Trump of course continues to bluster about his innocence and that all this is part of a vast conspiracy to bring him down. I am sure that many of is followers believe him.


  1. jrkrideau says

    Given his reputation for stiffing those whose services he uses, one wonders if any of them will get paid.

    Payment in advance?

  2. says

    They’re going to keep slow-walking it until Trump goes face-down in his cheeseburgers, then suddenly the floodgates will open and everyone will be treated to a clear view of what a sleazeball he was. I know “we already have a clear view…” is probably what people are thinking. But, no, we don’t. There’s a lot of stuff that’s being covered still, because it makes other parts of the establishment look bad (like how they tried to extort/buy off Julian Assange) and there’s undoubtedly some serious dirt in communications between Trump and Comey -- except they’re both too experienced in corruption to have written any of it down. Besides, who cares about 2016, right? Yawn. It’s such a great big buffet of corruption that it’s hard to know where to stick a shovel in.

  3. Pierce R. Butler says

    … Mazars … added that the financial statements that had been issued for the years 2011-2020 could no longer be relied upon.

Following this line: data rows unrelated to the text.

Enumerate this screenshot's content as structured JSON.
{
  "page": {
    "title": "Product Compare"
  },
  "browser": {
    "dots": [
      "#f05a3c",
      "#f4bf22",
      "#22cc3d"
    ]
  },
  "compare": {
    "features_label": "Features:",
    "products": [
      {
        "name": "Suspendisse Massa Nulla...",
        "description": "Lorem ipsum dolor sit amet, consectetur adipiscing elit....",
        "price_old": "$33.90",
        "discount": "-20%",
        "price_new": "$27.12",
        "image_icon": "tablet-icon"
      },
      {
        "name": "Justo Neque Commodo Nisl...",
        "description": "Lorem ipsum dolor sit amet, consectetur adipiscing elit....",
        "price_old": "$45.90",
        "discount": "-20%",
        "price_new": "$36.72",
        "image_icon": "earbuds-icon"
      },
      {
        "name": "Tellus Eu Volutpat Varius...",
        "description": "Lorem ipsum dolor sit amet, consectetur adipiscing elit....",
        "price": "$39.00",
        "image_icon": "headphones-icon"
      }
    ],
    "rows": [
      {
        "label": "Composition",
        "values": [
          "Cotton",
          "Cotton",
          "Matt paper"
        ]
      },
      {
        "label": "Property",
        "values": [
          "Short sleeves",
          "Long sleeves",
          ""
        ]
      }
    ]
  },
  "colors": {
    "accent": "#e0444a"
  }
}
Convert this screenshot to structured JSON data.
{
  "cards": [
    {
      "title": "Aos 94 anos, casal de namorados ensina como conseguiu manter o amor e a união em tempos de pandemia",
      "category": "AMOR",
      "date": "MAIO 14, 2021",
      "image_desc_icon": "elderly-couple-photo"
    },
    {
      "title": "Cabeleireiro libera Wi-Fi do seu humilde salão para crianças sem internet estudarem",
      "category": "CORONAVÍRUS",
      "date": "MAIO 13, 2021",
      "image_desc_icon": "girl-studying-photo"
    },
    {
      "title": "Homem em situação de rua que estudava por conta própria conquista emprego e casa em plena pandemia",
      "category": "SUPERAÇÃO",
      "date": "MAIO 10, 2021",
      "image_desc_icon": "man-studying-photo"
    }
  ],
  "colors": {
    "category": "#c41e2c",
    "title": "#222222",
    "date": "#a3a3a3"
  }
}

    I dug through a handful of these stories and so far haven’t found one describing Mazars as having done Trump™ books before 2011. So, possibly they have no responsibility for figures released before then, or perhaps they somehow do stand by the earlier filings.

    We should never forget that Trump’s casinos earned record-breaking fines for sloppy bookkeeping, specifically involving a lack of safeguards against money-laundering (a “person of interest” in all this, apparently never found for questioning, was named Ivanov). Allow me to suggest that some of the parties to such alleged transactions did keep meticulous records, such that Putin’s people never needed a purported pee tape to persuade Teflon Donald that his interests and theirs coincide across a broad range of enterprises (and that we should look with suspicion upon all “news” accounts that never mention this intriguing connection).

  4. Reginald Selkirk says

    So if he chooses, Trump could simply refuse to answer many questions.

    You mention this as a legal possibility, but we all know he is incapable of shutting up.

  5. xohjoh2n says


    “Your honour, my client must be excluded from this court and a mandatory ‘plead the fifth’ order put in place, because they are simply far too stupid to keep their mouth shut.”

  6. Ridana says

    @8 His lawyers have already argued that very point in the NY case, saying “My client can’t take the Fifth Amendment. It’ll be all over the papers!” and “He’ll want to testify, and I can’t have him do that.”
    I suspect Trump is very dimly aware of this, which is why he’s fought so hard not to be questioned under oath in any venue, despite his insistence that he’d love to testify. It’s like when he claimed that he wanted his tax records made public because they would show how beautiful they were, but couldn’t really answer why he didn’t just release them if that were so.

  7. says

    jrkrideau (#1) --

    After eighteen months of stiffing cities during the 2019 and 2020 election buildup, why would ANYONE still not demand payment in advance with him?

    No more “dine and dash”, he can pay up front like McDonald’s.